With his protective side comes his sensitive side. He cried the most at our wedding, making all of our guests cry along with him. Marry someone who will pour tears uncontrollably when he sees you walk down the aisle. This is important. He cried when I told him I was pregnant and that he was going to be a father. He cried when we first met you in the hospital, and you can be sure that he will cry when he walks you to your future husband and gives you away.

Your father is so smart, but he doesn't rub it in your face like some others do. He's humble and extremely hardworking. You will never find him complaining about anything. In fact, I just discovered that he has been suffering from daily back pain for all of his adult life due to his time serving in the military. He's never mentioned it once. Marry someone who won't be a big baby when he's ill. This is also important.

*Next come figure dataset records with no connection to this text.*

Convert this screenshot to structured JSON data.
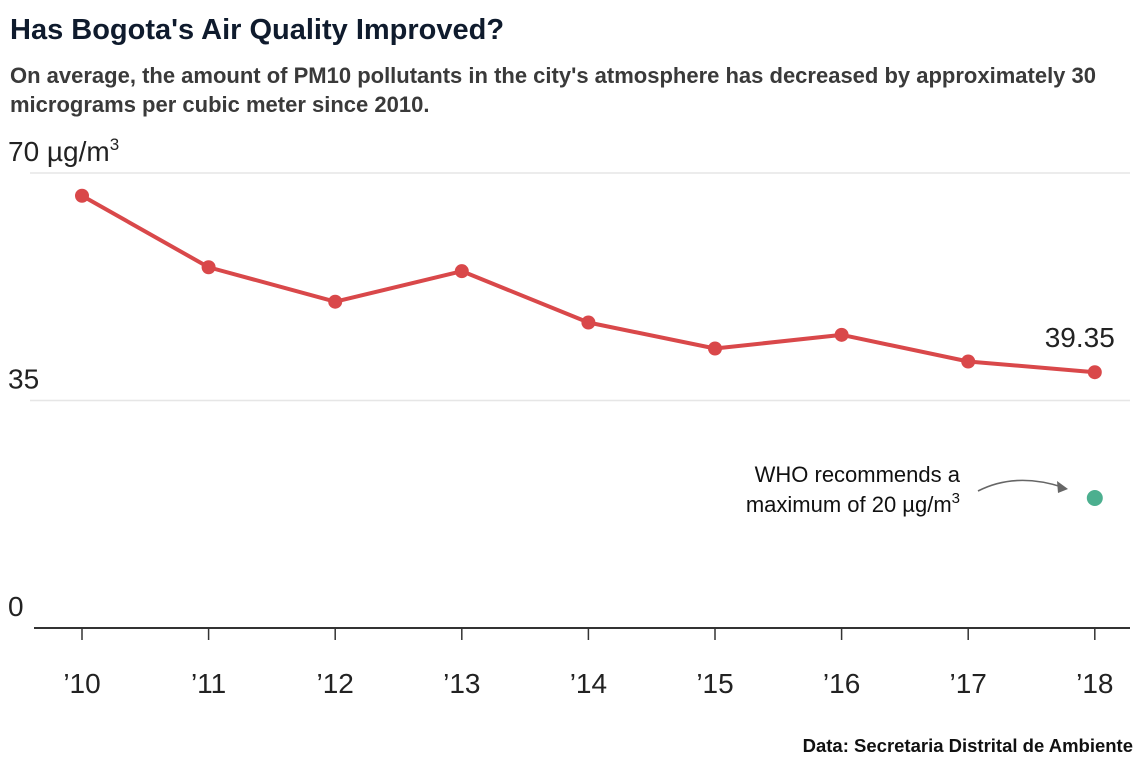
{
  "title": "Has Bogota's Air Quality Improved?",
  "subtitle": "On average, the amount of PM10 pollutants in the city's atmosphere has decreased by approximately 30 micrograms per cubic meter since 2010.",
  "source": "Data: Secretaria Distrital de Ambiente",
  "colors": {
    "series": "#d9484a",
    "who": "#4caf8f",
    "axis": "#333333",
    "grid": "#e6e6e6",
    "arrow": "#666666"
  },
  "chart_data": {
    "type": "line",
    "categories": [
      "’10",
      "’11",
      "’12",
      "’13",
      "’14",
      "’15",
      "’16",
      "’17",
      "’18"
    ],
    "series": [
      {
        "values": [
          66.5,
          55.5,
          50.2,
          54.9,
          47.0,
          43.0,
          45.1,
          41.0,
          39.35
        ]
      }
    ],
    "ylim": [
      0,
      70
    ],
    "y_ticks": [
      {
        "value": 70,
        "label": "70 µg/m",
        "sup": "3"
      },
      {
        "value": 35,
        "label": "35",
        "sup": ""
      },
      {
        "value": 0,
        "label": "0",
        "sup": ""
      }
    ],
    "grid": true,
    "end_label": "39.35",
    "reference_point": {
      "x": "’18",
      "value": 20
    },
    "annotation": {
      "line1": "WHO recommends a",
      "line2": "maximum of 20 µg/m",
      "sup": "3"
    }
  }
}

Dad will like to surprise you with gifts, ranging from small to extravagant. He has purchased Kate Spade purses and Tiffany earrings for me "just because" and surprised me with gummy bears and flowers after my first day at work. Marry someone who is so excited to give you your gift that he never manages to wait until the day of your birthday or Christmas. Most of all, it's important to reciprocate back. You don't need to spend a lot of money. Just make sure you grab an extra York Peppermint Patty at the checkout line for him at the grocery store or splurge on the pricier chocolate milk. Leave love notes in his lunchbox and on his dashboard. These small things will matter to him.

My sister and I never grew up with any men around. We were responsible for taking out the trash, washing our own cars, fixing anything around the house, killing our own spiders, putting together any furniture, and lugging anything heavy on our own. It made me independent and it helped me survive a year without Dad around when he was deployed to Iraq. Although I want you to be independent as well, I also want you to find someone who will do all of those things for you without any hesitation.

Dad actually gets angry with me when I try to lift anything heavy, open my own doors, or take out the trash. He finds things like this to be his duty as a husband, and I am okay with that. Here's the important thing, though, Baby: At no point should you expect your husband to do these things or else you will grow less appreciative of it all.  I never forget to thank Dad for the things he does around the house, even if it's just changing out a light bulb. On the other spectrum of things, Dad still thanks me for making dinner, doing the laundry, and even for taking care of you all day long. Appreciate each other. This is important.

Your father tells me he loves me at least ten times a day. He'll literally wake me up in the middle of the night to tell me this. Marry someone who will do this, even if you don't necessarily want to be awakened at two in the morning. Also, marry someone who will tell you that you're beautiful daily, even if you haven't showered and have bright pink acne medication on your face. This is important.

But most of all, Baby, know this about your father: He loves us. Every single action he makes is with us in mind. We are so lucky to have him.